Si me hubiera obedecido no le habría tenido que matar. La cosa se ponía siniestra. Se lo buscó, se lo buscó, se lo buscó. En ese momento decidí adelantarle; yo iba con mi perra y algunas ideas en la cabeza. Puede que no fuera lo mejor, pero no quedó otra. Ya estaba por delante de él cuando me giré para verle la cara... Se lo buscó, se lo buscó, se lo buscó.
No pude evitar sentir algo de congoja. Su cara era una película de Roger Corman inspirada por Edgar Allan Poe, The Fall of the House of Usher (La caída de la Casa Usher, 1960) por ejemplo. Levantaba una ceja temblorosa, como intentando soportar sobre ésta todo el peso de una frente profundamente arrugada que se le viene encima. Y al mismo tiempo, el ceño fruncido liberaba la carga de pena y arrpentimiento que llevaba adjunta.
Él seguía con su discurso y yo tratando de retener (sin éxito) sus palabras. De pronto, mi perra se paró en seco. Síntoma inequívoco de que se trataba de un argumento más sólido que el pis.
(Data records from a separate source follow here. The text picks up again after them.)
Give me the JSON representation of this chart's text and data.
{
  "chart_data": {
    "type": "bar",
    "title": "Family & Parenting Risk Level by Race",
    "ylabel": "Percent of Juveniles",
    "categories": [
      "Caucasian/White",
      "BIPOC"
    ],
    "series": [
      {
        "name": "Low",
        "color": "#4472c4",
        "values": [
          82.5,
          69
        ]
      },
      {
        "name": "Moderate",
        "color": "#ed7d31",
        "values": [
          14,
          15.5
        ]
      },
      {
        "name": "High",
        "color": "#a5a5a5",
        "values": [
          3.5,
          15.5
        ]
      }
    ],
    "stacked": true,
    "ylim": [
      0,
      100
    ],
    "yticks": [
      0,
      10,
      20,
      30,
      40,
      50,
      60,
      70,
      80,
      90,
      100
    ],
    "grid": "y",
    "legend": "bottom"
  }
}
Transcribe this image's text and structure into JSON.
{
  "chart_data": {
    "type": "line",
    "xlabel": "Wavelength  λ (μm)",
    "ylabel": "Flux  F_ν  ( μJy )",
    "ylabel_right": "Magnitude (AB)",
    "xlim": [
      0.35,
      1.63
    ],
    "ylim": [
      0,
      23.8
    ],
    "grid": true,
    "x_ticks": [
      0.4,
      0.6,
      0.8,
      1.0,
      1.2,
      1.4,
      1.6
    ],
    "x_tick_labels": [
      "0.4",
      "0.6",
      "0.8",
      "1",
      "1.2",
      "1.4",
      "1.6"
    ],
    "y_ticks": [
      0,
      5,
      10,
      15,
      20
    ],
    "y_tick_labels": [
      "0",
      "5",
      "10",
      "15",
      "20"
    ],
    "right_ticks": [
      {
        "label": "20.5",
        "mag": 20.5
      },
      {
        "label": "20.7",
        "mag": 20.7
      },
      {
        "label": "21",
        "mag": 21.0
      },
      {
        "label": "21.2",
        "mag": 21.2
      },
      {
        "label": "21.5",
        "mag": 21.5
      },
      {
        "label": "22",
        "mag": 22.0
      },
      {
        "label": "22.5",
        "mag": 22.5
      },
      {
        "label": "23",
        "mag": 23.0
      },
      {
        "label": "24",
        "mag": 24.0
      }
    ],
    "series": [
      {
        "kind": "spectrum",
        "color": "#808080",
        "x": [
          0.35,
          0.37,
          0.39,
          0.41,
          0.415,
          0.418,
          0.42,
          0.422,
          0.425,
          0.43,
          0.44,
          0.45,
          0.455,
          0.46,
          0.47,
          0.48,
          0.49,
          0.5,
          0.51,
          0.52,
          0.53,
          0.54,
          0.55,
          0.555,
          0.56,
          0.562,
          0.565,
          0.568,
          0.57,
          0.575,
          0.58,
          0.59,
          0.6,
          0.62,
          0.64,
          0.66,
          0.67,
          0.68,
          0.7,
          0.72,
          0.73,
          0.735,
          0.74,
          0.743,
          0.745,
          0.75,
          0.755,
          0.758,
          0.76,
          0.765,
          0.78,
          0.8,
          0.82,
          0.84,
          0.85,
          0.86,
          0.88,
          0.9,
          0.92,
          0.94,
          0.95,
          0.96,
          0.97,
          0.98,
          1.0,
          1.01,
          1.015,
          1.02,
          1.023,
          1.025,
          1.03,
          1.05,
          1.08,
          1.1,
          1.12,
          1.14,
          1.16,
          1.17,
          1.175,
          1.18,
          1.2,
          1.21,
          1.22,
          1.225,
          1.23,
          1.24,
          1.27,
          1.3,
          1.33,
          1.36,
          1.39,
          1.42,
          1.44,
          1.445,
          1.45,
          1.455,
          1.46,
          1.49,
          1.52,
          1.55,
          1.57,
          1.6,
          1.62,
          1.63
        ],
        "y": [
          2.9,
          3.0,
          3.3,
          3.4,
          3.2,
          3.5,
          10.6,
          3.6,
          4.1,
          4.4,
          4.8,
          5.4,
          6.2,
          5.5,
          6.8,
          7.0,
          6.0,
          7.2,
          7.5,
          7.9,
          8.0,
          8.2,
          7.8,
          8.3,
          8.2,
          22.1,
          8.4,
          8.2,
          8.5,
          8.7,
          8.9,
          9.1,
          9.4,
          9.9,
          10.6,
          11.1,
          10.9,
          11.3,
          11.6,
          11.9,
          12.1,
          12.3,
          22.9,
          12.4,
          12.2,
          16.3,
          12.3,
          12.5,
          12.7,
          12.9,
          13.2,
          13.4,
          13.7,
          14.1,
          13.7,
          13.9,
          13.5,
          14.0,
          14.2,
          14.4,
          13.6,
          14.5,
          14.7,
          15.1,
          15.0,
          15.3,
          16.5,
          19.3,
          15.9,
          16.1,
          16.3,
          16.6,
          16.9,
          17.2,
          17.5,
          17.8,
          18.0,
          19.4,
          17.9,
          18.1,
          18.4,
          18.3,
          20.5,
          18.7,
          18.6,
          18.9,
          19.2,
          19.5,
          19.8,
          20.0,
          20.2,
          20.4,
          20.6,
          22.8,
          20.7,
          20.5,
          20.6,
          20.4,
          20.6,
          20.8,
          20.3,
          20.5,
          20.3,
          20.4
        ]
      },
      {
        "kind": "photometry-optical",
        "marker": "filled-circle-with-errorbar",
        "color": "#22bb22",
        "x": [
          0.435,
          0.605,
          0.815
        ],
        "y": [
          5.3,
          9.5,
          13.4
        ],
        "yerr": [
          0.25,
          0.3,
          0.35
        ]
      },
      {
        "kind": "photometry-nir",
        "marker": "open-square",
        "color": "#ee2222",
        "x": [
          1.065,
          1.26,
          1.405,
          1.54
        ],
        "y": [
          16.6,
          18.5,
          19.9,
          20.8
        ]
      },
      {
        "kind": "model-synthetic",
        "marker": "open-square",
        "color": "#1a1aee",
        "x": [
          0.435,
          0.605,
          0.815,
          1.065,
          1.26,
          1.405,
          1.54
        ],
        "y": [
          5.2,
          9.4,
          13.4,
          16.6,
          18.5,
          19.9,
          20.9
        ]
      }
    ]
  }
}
Me tenía que haber obedecido, tuve que hacerlo, le disparé, le disparé, se lo buscó, se lo buscó... Y al tercer se lo buscó, llegó hasta mi perra y yo.
Parecía que iba a elevar la garrota y darme con ella. Pero no, se frenó en seco y me dijo: Todo fue un error, Néstor. Un tremendo error. Y se marchó. Después me alquilé El Péndulo de la muerte (Roger Corman, 1961) y empecé a escribir este post, así que... hasta aquí puedo leer.
Comentarios
Pero también pienso que hay gente que no se limita a una mirada de reojo y una auto-palmadita en el hombro: se acerca a ellos de una manera distinta, con argumentos sólidos que le permiten ver aquello que se sostiene con dolor sobre las cejas.
¡Muy bueno!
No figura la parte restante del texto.